A total of 115 consecutive patients (ASA I-IV), receiving low-dose midazolam and propofol sedation for colonoscopy, were evaluated. BIS and AAI levels, Observer's Assessment of Alertness/Sedation (OAA/S) scores, blood pressure, heart rate, oxygen saturation, as well as the presence or absence of eyelash reflex, patient reaction to an external noxious stimulus and to procedure-related pain were recorded every 1-3 min by a single trained observer.
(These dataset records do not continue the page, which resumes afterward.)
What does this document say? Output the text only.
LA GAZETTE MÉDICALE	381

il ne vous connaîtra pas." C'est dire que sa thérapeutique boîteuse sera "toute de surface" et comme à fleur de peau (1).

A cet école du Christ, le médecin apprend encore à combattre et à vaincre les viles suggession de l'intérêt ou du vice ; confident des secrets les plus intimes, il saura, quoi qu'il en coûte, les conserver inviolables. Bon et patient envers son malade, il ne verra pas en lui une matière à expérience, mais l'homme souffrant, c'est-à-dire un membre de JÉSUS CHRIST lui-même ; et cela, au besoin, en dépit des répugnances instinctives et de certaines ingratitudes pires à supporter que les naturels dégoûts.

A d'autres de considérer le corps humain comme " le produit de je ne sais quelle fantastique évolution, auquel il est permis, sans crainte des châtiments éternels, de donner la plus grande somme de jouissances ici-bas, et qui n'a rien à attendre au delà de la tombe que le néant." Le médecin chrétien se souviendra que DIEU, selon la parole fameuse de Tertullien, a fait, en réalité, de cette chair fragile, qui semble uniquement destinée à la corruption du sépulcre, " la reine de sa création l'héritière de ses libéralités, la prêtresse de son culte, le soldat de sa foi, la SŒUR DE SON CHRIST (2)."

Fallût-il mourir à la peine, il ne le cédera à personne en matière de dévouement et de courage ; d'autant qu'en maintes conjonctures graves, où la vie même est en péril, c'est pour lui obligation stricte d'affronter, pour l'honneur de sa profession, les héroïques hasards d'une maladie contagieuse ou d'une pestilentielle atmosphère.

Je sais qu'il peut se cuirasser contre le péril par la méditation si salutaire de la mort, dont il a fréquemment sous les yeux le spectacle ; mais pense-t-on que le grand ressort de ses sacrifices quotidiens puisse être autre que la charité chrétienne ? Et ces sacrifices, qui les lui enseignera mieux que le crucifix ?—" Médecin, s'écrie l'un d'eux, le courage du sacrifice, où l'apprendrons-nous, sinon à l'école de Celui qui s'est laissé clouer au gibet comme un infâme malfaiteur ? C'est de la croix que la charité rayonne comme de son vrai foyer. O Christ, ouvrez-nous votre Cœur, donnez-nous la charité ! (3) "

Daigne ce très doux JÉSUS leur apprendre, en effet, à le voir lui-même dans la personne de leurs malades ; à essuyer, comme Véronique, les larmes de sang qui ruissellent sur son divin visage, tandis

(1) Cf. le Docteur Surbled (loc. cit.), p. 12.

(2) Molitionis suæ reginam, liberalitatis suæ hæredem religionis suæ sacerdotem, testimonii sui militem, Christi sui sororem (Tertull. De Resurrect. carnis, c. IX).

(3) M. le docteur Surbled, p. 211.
There was a positive correlation between BIS and OAA/S scores (correlation coefficient=0.77) and to a lesser extent AAI and OAA/S scores (correlation coefficient=0.47). BIS and AAI showed significant differences between subsequent levels of sedation (P<0.001). The clustered receiver operating characteristic curve estimate of BIS for the detection of deep sedation was significantly better than that of AAI (P<0.001). Regarding the presence or absence of eyelash reflex and patient reaction to an external noxious stimulus and to procedure-related pain, significant different levels were found for BIS as well as AAI, respectively. Only small changes were observed in hemodynamic variables and oxygen saturation. Overall, our data suggest target BIS levels of slightly above 73 for moderate sedation (defined as OAA/S scores 2 and 3).
BIS and AAI correlated with the level of sedation. Hemodynamic variables were poor indicators of the hypnotic-anesthetic status of the patient. BIS discriminated best between moderate and deep sedation and could complement clinical observation for guidance of moderate sedation.